If I had a column in the Delft op Zondag

(Not the real)
Delft op Zondag



So Much Over a Few Generations

DELFT - Alongside my Teach Yourself Dutch, I am re-reading Simon Heffer's Strictly English. From it, I learned that education of all not in the better-off classes did not begin until 1870 in the U.K. By 1900, they had been at it for a generation. Suddenly, many more people could read and write, if poorly as Mr. Heffer insinuates.

Two generations after 1900, it is 1950 and most English had telephones, television, radios and mobility. Life changed greatly for someone born in 1870 who lived to 1950. The rest of the 20th century was a blur of change; those born in 1950 saw computers, smart phone, wifi and so much more. And texting: a friend on holiday in Tibet exchanged SMS's with me as he toured a temple.


"I walk past this school almost everyday, and when the children are let out, parents come on bicycles similar to the Gazelle in the photo. De Oostpoort (the east gate) is a Jena school, and they teach the four basics: conversation, play, work and celebration."

However, I am the sort of person who never knows what to say on a phone call. Face to face is my preferred way, where I can see expressions and know if I am communicating. It is old fashioned but keeps talking between people on a human level.

I had never heard of the Jena method so looked up their site and pressed Google's superb 'translate to English' option. The basic called 'conversation' is interesting in that children sit together in 'year groups'. Jena means junior, middle and senior (according to Google translate). Doing this, children take different social roles. I went to Catholic schools when I was a child; they did not worry over much about my conversation skills. One note I had to bring home to my parents stated: Gary never shuts up.

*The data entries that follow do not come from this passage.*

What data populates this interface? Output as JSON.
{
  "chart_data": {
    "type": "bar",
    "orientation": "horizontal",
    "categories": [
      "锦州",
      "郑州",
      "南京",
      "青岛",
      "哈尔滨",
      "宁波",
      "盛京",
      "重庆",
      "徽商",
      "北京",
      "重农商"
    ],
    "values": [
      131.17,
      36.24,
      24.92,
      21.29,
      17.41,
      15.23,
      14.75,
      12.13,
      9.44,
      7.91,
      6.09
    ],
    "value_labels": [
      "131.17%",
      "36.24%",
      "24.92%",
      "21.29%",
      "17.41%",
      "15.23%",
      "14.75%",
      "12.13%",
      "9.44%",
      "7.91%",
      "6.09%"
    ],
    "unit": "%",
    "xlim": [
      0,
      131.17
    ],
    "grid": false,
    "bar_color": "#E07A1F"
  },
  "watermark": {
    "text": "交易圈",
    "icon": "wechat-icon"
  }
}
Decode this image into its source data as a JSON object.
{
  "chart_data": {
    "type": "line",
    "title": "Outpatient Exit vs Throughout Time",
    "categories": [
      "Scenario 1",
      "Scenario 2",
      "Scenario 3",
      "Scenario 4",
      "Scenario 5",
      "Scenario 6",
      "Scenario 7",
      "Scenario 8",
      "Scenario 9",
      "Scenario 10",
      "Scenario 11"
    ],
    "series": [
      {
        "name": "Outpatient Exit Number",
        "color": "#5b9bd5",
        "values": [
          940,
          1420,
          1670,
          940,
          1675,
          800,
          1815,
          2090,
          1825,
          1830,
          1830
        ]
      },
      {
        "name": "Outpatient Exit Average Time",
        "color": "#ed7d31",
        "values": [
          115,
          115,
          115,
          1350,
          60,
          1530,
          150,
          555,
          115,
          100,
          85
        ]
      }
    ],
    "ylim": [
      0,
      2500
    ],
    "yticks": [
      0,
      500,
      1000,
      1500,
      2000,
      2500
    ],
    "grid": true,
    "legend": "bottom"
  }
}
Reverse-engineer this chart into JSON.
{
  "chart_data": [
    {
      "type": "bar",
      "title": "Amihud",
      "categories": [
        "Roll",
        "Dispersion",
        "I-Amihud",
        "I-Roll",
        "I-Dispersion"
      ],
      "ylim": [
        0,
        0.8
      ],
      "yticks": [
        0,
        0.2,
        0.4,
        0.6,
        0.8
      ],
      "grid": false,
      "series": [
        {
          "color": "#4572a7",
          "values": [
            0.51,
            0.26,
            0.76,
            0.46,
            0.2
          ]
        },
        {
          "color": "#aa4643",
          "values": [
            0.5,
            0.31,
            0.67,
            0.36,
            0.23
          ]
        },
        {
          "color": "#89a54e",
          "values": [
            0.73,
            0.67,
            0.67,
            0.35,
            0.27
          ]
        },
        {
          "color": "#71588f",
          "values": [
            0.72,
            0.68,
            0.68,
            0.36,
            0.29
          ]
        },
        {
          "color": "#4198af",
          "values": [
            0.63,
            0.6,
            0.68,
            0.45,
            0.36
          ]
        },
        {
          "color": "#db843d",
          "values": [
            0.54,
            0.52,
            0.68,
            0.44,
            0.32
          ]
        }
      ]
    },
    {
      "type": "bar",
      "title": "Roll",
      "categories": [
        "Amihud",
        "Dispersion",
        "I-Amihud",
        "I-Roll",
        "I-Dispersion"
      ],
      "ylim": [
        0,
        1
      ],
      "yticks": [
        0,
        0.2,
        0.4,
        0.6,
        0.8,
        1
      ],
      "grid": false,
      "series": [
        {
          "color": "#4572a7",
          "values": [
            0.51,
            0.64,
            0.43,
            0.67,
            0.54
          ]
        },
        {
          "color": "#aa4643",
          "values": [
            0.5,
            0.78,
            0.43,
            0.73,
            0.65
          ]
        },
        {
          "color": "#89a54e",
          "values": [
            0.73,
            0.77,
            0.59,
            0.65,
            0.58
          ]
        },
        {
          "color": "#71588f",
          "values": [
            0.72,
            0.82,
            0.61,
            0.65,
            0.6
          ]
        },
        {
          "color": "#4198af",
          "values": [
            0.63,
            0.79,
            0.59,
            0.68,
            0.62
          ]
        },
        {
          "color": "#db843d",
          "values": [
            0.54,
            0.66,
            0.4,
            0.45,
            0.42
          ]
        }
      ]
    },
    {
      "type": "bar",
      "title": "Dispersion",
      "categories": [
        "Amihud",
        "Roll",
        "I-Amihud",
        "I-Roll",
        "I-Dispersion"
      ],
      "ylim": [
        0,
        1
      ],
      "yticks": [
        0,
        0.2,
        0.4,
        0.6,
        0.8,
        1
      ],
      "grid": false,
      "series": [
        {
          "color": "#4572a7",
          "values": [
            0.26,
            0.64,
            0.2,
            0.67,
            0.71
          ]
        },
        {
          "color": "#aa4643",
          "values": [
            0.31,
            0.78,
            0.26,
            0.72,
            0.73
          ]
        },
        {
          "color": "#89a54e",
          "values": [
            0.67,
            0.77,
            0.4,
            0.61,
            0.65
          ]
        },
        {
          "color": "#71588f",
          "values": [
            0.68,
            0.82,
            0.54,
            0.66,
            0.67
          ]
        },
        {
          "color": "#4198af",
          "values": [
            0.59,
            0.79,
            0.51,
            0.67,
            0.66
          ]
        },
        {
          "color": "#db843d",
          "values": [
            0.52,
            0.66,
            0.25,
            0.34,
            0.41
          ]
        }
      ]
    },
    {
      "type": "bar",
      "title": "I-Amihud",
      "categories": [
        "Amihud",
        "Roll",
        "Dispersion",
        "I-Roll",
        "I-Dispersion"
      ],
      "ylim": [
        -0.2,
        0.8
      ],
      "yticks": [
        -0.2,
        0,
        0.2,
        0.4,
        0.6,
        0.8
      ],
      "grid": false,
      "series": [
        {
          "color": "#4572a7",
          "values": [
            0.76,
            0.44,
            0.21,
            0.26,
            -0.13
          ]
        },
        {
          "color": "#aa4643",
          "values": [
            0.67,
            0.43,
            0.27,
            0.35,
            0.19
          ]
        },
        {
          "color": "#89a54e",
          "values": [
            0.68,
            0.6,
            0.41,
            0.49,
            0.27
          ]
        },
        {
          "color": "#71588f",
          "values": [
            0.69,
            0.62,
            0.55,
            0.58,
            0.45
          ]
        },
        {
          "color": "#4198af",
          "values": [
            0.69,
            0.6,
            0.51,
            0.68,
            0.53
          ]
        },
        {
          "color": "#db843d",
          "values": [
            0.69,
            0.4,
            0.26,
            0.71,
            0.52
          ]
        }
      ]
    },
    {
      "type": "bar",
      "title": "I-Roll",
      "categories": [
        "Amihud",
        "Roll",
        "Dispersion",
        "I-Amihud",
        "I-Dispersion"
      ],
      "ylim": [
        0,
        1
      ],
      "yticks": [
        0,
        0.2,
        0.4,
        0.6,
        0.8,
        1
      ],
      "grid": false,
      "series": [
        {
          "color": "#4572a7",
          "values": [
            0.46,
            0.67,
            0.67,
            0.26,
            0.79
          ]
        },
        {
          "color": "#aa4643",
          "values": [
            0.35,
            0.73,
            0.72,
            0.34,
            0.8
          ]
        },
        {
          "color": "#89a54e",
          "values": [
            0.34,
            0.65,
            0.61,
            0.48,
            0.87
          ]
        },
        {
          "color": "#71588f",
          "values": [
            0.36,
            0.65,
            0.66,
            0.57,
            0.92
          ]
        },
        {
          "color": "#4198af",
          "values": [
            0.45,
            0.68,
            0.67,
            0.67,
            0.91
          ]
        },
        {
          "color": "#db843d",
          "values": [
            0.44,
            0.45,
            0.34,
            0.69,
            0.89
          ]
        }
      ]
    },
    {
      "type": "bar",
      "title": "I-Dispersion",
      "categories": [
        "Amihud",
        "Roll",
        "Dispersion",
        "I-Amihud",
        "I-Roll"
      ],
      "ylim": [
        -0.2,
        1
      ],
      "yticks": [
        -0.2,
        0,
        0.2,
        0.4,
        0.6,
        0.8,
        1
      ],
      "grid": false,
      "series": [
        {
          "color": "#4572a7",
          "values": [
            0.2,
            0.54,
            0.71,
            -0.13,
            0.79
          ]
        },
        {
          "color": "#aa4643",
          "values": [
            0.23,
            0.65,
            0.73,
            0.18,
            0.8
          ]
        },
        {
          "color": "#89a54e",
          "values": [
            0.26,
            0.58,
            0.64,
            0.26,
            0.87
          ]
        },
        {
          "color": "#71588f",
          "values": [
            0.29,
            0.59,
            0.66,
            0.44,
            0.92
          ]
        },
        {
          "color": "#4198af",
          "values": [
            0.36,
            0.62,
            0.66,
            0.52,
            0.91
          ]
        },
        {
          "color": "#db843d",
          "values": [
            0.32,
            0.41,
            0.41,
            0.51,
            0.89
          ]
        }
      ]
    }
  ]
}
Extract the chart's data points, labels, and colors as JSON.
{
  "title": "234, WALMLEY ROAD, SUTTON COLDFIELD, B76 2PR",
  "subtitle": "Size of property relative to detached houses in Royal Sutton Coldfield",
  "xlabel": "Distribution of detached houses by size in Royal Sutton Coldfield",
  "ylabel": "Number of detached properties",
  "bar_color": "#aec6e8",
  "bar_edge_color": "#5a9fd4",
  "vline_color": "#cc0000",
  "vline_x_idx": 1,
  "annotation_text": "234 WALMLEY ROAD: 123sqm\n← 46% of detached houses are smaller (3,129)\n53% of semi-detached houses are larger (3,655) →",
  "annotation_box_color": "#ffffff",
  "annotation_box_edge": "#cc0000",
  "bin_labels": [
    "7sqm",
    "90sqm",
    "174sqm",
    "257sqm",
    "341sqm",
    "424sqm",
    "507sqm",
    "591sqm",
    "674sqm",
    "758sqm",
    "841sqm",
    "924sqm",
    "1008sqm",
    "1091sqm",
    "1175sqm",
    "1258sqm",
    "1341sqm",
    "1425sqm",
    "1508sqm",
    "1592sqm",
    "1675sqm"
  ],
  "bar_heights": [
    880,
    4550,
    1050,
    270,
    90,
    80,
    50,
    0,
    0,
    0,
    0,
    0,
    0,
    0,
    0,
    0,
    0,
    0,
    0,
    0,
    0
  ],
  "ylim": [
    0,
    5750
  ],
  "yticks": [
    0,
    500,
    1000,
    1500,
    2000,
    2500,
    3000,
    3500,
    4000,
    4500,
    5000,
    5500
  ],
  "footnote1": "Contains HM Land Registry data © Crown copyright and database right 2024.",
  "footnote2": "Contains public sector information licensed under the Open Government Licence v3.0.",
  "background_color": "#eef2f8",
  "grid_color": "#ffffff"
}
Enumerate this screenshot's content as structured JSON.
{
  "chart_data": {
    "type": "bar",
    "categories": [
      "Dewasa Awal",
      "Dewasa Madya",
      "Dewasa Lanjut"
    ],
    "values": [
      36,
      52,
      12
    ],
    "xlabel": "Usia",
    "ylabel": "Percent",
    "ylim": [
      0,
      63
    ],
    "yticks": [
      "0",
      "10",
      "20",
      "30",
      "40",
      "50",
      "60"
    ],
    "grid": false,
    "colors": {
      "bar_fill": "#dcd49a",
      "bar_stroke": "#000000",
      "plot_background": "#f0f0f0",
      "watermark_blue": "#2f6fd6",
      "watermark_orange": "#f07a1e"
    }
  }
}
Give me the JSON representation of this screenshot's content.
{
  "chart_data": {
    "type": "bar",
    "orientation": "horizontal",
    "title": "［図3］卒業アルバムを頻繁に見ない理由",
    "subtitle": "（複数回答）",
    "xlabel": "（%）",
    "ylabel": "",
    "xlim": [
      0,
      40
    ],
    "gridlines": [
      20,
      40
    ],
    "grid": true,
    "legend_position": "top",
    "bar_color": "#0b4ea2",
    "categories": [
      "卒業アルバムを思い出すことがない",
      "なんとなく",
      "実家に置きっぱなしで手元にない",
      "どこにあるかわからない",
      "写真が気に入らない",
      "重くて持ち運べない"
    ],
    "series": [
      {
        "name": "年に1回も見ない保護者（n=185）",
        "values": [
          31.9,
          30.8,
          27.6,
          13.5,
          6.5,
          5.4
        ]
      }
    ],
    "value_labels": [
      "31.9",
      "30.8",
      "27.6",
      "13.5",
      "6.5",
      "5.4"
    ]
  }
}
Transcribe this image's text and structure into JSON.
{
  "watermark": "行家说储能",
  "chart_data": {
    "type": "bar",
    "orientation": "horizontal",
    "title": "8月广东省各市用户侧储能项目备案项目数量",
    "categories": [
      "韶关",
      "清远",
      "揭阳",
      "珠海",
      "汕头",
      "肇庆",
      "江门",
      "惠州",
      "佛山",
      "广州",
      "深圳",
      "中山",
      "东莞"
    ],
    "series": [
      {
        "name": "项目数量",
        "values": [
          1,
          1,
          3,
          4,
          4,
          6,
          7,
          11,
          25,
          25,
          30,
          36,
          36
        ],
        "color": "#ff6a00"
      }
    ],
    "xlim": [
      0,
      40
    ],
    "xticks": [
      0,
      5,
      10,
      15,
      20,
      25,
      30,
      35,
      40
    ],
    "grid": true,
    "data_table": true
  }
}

However, those born to these marvels take them for granted. Those born before technology all but saturated the planet likely long for the anonymity and privacy of their youth. Be assured however that no one is willing to give up their phone regardless.

Whether a person uses a personal computer or strictly phone, that person is connected. He or she can be alerted to 'fast-breaking' events, watch live video of anything that catches someone's fancy and listen to a number of media who explain it all.

If time is indeed money, then today's generation is ready for action: they have the tools and the energy to ride several waves at once. It is really too bad that time itself is not malleable: if it is midnight in Holland, it is dinner time in America.

Thus if I want to actually speak with my brother in Houston, I have to stay up late. If I wanted to chat with Graham, who lives in Melbourne, then I need to set an alarm. That I could talk to either one is technology and the internet's gift.

In response to my column last week, a friend sent me a link to a site she thought was good for learning Dutch. I probably will not look at it. My partner could explain that easily: Gary likes books. True. I like the feel of a book, in hand or pocket.